S-Net
- Manufacturer: Technische Universität Berlin
- Country of origin: Germany
- Operator: Technische Universität Berlin
- Applications: inter-satellite communications

Specifications
- Launch mass: 9 kilograms (20 lb)
- Power: solar cells, batteries
- Equipment: S-Band transceiver
- Regime: Low Earth Orbit
- Design life: 1 year

Production
- Status: In Service
- Built: 4
- Launched: 4
- Operational: 4

= S-Net =

S-Net is a worldwide inter-satellite communications network consisting of four satellites and being operated by Technische Universität Berlin.

==Description==
The project has the goal to investigate and demonstrate inter-satellite communication technology within a distributed and autonomously operating nanosatellite network. All satellites are equipped with a S-Band radio emitter and receiver, which not only enables communication with the ground-based control center but also allows for communication between the individual satellites. The number of satellites in the network was set to four as this number represents the best cost-benefit-ratio.
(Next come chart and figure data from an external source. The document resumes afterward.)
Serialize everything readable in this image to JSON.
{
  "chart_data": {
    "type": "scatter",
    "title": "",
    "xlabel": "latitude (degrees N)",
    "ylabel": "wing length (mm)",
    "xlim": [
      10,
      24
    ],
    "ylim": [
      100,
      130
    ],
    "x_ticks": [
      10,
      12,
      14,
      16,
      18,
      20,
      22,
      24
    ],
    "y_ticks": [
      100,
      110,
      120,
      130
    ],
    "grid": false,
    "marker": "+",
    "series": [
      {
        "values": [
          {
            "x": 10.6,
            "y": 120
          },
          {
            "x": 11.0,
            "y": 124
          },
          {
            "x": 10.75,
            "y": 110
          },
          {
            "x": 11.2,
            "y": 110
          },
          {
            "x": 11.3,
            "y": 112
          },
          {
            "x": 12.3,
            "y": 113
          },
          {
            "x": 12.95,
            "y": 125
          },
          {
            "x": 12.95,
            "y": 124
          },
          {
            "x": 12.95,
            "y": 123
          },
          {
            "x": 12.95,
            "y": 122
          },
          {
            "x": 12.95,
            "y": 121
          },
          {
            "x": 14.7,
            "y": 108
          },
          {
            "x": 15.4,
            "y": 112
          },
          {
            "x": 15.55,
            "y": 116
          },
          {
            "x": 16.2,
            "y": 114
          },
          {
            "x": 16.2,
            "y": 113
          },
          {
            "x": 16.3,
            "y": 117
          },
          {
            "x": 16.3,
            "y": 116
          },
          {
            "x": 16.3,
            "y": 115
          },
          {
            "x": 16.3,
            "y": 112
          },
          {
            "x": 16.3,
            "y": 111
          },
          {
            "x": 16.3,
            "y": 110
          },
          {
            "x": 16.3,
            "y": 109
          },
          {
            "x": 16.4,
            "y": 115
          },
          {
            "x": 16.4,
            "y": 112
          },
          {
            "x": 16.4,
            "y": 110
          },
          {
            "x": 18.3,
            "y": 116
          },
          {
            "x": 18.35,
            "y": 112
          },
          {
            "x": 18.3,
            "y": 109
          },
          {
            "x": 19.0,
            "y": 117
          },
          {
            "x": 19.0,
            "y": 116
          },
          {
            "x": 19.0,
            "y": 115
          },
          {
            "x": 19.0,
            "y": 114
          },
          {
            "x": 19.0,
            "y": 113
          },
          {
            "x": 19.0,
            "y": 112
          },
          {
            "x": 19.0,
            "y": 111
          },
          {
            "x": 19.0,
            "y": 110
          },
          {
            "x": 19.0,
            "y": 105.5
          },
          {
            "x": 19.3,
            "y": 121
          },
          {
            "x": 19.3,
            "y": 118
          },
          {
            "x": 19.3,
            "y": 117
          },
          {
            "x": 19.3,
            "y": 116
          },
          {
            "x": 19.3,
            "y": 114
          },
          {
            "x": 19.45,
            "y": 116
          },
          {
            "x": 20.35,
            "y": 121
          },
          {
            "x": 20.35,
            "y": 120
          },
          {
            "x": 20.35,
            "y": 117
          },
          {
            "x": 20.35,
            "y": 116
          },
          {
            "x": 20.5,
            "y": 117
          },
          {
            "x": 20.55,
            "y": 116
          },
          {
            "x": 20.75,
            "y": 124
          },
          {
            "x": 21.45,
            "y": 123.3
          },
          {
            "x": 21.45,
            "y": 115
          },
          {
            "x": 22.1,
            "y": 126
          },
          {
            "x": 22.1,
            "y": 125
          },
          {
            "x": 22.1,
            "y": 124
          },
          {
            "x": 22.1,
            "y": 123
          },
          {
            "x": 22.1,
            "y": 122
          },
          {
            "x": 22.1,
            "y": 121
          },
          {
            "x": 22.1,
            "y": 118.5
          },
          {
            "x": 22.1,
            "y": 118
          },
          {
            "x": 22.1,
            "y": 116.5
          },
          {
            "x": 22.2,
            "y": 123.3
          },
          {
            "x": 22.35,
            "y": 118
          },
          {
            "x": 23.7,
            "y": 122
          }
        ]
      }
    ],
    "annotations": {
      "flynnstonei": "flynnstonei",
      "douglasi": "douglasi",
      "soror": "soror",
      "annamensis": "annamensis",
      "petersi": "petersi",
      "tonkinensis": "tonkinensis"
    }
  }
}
With four satellites, a total of six independent communication links are possible, while only three are possible with three satellites. Moreover, four is the lowest number that enables multi-hop communication.
The satellites are powered by solar cells and batteries and have a planned lifetime of one year.
Future applications of the technology may be more effective monitoring of global issues like climate change, disaster management, maritime systems monitoring and even enable satellite constellations for high-bandwidth internet access.

==Launch==
The four satellites were successfully launched on a Soyuz-2.1A rocket from Vostochny Site 1S in Russia on 1 February 2018. The launch was originally scheduled for 22 December 2017, however due to the failure of a Soyuz-2.1B rocket, Roscosmos decided to delay the mission. The spacecraft were released into orbit at an altitude of approximately 580 kilometers at an interval of 10 seconds. The launch represents the tenth mission of the TU Berlin, sending a total of 16 satellites to space.